Reputation: 418
There is set of data that has a mixture of continuous and symbolic data, such as the following:
data = [[duration, protocol, bytes, rate],
[0, tcp, 215, 0.45],
[4, udp, 1474, 0.63],
[63, icmp, 30, 0.07]]
The 1st, 3rd, and 4th columns are continuous features while the 2nd column is symbolic.
Is there a way to normalize the 1st, 3rd, and 4th columns without touching the 2nd, and without having to remove the second from the set of data?

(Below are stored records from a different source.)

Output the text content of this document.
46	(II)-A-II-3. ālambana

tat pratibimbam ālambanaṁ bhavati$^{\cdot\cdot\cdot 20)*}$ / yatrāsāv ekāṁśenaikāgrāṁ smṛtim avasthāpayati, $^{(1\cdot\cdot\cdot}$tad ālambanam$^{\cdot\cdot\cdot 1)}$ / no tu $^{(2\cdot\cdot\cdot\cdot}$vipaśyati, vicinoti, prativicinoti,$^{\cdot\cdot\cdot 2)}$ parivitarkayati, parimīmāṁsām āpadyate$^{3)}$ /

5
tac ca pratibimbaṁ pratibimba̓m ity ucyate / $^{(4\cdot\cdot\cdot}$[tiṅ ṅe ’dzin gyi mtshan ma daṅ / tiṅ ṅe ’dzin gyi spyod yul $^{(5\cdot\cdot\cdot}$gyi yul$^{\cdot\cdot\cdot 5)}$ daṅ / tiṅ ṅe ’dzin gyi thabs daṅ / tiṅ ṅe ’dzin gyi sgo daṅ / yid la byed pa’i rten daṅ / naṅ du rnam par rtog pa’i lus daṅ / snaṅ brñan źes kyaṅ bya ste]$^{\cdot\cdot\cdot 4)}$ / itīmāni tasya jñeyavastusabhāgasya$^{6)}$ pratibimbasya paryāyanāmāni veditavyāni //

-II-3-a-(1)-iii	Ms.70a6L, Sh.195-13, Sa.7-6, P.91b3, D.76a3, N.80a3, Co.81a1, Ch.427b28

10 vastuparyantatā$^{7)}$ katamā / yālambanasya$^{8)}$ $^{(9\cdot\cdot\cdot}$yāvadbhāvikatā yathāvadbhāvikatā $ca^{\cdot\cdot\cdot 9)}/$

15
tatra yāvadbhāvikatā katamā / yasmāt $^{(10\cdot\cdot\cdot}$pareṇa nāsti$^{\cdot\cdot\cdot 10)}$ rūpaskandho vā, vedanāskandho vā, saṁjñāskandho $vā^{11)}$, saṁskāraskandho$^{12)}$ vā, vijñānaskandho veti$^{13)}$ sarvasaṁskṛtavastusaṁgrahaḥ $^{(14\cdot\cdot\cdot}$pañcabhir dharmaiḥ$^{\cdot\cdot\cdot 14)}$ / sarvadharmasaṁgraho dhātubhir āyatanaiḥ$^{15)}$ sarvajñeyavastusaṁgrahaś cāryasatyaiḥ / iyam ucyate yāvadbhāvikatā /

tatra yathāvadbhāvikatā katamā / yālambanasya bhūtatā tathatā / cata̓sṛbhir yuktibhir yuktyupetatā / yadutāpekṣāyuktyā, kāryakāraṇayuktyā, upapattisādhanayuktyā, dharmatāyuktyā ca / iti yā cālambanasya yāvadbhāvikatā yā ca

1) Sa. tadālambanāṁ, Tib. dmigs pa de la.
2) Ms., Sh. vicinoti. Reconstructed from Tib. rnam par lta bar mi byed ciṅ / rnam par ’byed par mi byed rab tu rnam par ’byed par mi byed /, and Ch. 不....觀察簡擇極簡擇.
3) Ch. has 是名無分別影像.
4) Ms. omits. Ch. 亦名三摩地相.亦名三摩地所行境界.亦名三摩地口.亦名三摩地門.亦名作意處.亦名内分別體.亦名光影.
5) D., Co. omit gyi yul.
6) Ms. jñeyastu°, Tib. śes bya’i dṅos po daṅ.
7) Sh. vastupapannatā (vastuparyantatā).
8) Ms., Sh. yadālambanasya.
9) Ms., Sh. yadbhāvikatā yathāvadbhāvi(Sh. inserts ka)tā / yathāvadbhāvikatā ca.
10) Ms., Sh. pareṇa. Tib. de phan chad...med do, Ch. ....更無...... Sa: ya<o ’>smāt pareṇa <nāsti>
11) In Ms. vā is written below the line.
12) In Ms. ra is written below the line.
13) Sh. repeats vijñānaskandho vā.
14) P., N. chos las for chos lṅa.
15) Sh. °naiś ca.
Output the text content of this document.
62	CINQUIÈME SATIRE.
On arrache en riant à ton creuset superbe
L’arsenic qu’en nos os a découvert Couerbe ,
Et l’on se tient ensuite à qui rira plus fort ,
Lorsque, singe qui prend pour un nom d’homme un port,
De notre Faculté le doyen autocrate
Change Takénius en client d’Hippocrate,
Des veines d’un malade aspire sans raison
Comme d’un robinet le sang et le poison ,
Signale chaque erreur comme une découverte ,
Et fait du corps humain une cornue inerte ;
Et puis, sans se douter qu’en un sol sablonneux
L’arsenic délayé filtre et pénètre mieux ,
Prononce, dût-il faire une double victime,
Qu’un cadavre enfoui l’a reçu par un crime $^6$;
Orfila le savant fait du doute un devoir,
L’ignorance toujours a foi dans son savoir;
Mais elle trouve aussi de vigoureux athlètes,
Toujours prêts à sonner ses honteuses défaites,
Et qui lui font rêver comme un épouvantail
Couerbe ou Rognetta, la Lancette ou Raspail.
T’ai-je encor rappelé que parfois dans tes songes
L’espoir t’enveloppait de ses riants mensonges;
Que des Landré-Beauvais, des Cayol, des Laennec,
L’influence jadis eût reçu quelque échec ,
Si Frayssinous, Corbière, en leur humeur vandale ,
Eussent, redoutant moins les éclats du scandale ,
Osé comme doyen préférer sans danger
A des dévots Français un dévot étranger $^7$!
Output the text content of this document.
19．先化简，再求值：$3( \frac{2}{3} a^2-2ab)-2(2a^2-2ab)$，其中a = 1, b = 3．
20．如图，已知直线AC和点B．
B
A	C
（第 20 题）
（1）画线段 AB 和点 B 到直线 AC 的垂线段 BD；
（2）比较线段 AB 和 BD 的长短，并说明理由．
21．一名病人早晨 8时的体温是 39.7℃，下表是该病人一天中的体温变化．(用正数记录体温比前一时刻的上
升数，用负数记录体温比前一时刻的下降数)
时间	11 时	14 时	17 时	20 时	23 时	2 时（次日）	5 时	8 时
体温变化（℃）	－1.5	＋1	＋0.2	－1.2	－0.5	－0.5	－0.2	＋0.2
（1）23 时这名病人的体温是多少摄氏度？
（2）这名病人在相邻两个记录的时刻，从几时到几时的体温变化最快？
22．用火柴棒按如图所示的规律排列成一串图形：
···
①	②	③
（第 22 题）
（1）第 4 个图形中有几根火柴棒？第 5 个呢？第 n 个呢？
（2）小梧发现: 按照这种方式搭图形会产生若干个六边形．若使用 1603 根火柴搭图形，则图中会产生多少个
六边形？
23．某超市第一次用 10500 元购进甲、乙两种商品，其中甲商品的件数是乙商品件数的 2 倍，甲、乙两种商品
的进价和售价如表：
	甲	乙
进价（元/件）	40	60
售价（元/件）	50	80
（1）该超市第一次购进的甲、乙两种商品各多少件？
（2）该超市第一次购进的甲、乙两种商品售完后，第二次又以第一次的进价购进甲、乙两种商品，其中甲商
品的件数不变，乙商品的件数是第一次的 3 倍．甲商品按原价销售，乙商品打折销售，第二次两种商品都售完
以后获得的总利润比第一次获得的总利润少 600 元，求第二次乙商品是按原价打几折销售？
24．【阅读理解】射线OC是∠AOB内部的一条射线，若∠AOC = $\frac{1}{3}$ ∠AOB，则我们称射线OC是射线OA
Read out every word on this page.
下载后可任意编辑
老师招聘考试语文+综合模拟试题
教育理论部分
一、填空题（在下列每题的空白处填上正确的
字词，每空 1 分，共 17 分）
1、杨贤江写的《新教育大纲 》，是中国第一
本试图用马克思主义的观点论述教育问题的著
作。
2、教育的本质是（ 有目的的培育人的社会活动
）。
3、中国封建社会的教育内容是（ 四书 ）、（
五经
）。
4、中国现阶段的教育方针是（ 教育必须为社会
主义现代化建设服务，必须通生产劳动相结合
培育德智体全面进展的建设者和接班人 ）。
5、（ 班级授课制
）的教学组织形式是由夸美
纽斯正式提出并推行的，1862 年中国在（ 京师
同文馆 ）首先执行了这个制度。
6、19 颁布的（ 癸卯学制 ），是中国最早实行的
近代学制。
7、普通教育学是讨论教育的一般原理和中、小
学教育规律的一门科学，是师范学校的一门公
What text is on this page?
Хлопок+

Edit: For this problem, I want to normalize the data by making each column between 0 and 1 based on the min and max of each column.
Upvotes: 0
Views: 65
Reputation: 10545
You could write a function to normalize a particular column in the way you want and then call it on the columns you want. For example:
import numpy as np
data = np.array([['duration', 'protocol', 'bytes', 'rate'],
[0, 'tcp', 215, 0.45],
[4, 'udp', 1474, 0.63],
[63, 'icmp', 30, 0.07]])
def normalize_column(col):
values = [float(x) for x in data[1:, col]]
minimum = np.min(values)
maximum = np.max(values)
r = maximum - minimum
data[1:, col] = (values - minimum) / r
for col in (0, 2, 3):
normalize_column(col)
data
array([['duration', 'protocol', 'bytes', 'rate'],
['0.0', 'tcp', '0.128116', '0.678571'],
['0.063492', 'udp', '1.0', '1.0'],
['1.0', 'icmp', '0.0', '0.0']], dtype='<U8')
Upvotes: 1